Il nous plaît bien !

 

 

Les « pastourelles » médiévales avec la musique, les travestissements, les cache-cache nocturnes et les décors champêtres, qui avaient plu dans le Jeu de Robin et Marion et Le Jeu de la Feuillée au XIIIe siècle, ont-elles influencé les premières comédies shakespeariennes ? Le Songe d’une nuit d’été, Peines d’amour perdues et Comme il vous plaira en conservent la trace. Shakespeare les rend plus païennes, y ajoute les bouffons qu’on n’appelle pas encore « clowns », et parle aussi de l’arbitraire du pouvoir. Elles continuent d’inspirer nos contemporains.

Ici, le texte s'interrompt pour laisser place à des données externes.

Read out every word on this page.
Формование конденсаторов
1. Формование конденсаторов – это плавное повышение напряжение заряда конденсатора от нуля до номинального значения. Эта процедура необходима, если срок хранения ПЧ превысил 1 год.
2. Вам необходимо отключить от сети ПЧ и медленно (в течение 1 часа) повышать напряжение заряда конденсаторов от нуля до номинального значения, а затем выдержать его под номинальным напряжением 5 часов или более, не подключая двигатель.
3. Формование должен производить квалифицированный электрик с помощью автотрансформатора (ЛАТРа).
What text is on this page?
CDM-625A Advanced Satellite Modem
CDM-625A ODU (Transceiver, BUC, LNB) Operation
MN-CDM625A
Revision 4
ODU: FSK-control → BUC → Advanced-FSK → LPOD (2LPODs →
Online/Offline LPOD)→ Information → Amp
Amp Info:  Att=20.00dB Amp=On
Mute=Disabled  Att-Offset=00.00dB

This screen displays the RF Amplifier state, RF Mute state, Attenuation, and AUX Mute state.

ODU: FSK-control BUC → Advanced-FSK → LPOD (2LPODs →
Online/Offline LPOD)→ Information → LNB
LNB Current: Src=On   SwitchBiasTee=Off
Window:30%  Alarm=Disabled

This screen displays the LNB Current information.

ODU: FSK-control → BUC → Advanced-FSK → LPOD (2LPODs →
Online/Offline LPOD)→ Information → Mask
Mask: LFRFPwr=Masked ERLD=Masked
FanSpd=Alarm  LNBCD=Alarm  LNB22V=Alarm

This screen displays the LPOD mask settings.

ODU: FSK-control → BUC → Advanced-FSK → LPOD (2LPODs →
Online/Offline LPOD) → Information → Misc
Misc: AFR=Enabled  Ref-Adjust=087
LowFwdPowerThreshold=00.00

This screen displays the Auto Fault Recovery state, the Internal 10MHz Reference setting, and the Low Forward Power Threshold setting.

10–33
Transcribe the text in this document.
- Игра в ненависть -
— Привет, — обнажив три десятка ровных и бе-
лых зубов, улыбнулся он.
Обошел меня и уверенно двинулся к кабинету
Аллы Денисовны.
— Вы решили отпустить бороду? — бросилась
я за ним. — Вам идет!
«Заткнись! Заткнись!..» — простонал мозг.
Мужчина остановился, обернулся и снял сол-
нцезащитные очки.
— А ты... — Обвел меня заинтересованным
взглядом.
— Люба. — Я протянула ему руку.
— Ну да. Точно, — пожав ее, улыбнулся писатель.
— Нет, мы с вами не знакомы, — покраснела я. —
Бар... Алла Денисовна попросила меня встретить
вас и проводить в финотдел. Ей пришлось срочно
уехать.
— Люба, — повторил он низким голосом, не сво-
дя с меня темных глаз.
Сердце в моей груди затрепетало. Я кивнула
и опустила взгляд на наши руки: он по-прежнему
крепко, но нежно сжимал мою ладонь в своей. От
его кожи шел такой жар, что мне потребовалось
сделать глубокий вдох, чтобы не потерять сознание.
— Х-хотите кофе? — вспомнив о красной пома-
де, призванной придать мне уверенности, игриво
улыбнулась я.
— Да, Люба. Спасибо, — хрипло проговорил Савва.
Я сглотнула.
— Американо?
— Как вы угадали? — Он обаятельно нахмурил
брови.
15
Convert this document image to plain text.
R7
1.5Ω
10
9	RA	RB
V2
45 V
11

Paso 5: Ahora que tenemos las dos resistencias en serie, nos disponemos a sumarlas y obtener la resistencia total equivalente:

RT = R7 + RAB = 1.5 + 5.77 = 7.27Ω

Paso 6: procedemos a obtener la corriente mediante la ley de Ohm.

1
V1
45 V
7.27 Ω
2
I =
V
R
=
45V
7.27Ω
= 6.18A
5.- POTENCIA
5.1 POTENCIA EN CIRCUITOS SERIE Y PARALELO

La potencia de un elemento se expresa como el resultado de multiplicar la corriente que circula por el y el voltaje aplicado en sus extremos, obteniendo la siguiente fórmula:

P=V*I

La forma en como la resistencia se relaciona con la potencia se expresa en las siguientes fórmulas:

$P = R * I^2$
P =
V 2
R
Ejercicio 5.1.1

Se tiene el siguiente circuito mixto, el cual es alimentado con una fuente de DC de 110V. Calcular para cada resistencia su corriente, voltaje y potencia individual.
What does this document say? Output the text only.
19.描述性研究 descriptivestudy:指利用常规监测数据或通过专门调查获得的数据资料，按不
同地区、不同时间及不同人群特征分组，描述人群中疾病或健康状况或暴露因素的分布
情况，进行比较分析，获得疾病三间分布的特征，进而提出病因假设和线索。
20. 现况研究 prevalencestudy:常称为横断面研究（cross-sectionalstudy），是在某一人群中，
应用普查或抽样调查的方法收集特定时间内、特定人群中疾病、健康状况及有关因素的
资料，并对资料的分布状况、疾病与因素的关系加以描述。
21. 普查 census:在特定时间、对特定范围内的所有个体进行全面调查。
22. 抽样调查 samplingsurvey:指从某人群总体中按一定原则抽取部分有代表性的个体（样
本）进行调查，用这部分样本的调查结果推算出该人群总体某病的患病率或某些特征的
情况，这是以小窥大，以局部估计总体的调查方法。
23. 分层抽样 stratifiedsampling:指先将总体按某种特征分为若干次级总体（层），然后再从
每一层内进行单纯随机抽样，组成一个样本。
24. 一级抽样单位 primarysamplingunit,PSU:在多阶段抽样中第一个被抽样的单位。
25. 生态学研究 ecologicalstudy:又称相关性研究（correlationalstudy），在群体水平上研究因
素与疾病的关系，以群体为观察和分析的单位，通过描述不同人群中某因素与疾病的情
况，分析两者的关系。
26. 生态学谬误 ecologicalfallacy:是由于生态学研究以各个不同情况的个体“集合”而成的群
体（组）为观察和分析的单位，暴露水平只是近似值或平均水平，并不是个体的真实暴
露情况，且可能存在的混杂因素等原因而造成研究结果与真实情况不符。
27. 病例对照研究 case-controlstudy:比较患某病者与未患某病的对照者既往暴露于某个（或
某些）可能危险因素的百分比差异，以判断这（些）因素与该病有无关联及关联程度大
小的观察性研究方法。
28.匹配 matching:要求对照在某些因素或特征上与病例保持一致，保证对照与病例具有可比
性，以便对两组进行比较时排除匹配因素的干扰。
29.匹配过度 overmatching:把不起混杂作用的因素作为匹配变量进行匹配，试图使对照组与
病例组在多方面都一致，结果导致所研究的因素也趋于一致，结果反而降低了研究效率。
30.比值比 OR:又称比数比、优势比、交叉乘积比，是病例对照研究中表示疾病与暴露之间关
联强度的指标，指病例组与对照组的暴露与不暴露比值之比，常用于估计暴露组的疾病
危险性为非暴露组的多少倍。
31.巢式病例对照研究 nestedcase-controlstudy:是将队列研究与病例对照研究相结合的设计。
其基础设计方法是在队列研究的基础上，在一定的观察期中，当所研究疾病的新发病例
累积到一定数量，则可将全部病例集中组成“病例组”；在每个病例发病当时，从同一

C’est avec une belle traduction de Jean-Michel Déprats que Christophe Rauck en propose aujourd’hui une nouvelle version. C’est « un montage » qui « met en valeur […] les joutes entre les deux couples d’amoureux que sont Orlando (Pierre-François Garel) et Rosalinde (Cécile Garcia Fogel) et Silvius (Pierre-Félix Gravière) et Phébé (Luanda Siqueira) » et le monologue de Jacques le mélancolique (John Arnold) :

« Le monde entier est un théâtre… »

que nous connaissons tous mais dont nous avions oublié l’origine.

théâtre,théâtre 71,shakespeare,christian rauck,jean-michel déprats,alain trétoutLe plateau est nu et lisse, mais, en découverte et sur les côtés, des toiles peintes figurent la forêt d’Arden (ou des Ardennes ?), étrange et brumeuse, peuplée de cerfs, de biches, de faons et de renards empaillés. Hommes et femmes bannis par un méchant duc (Jean-Claude Durand) y ont trouvé refuge ainsi que Jacques le mélancolique, un philosophe excentrique et misanthrope.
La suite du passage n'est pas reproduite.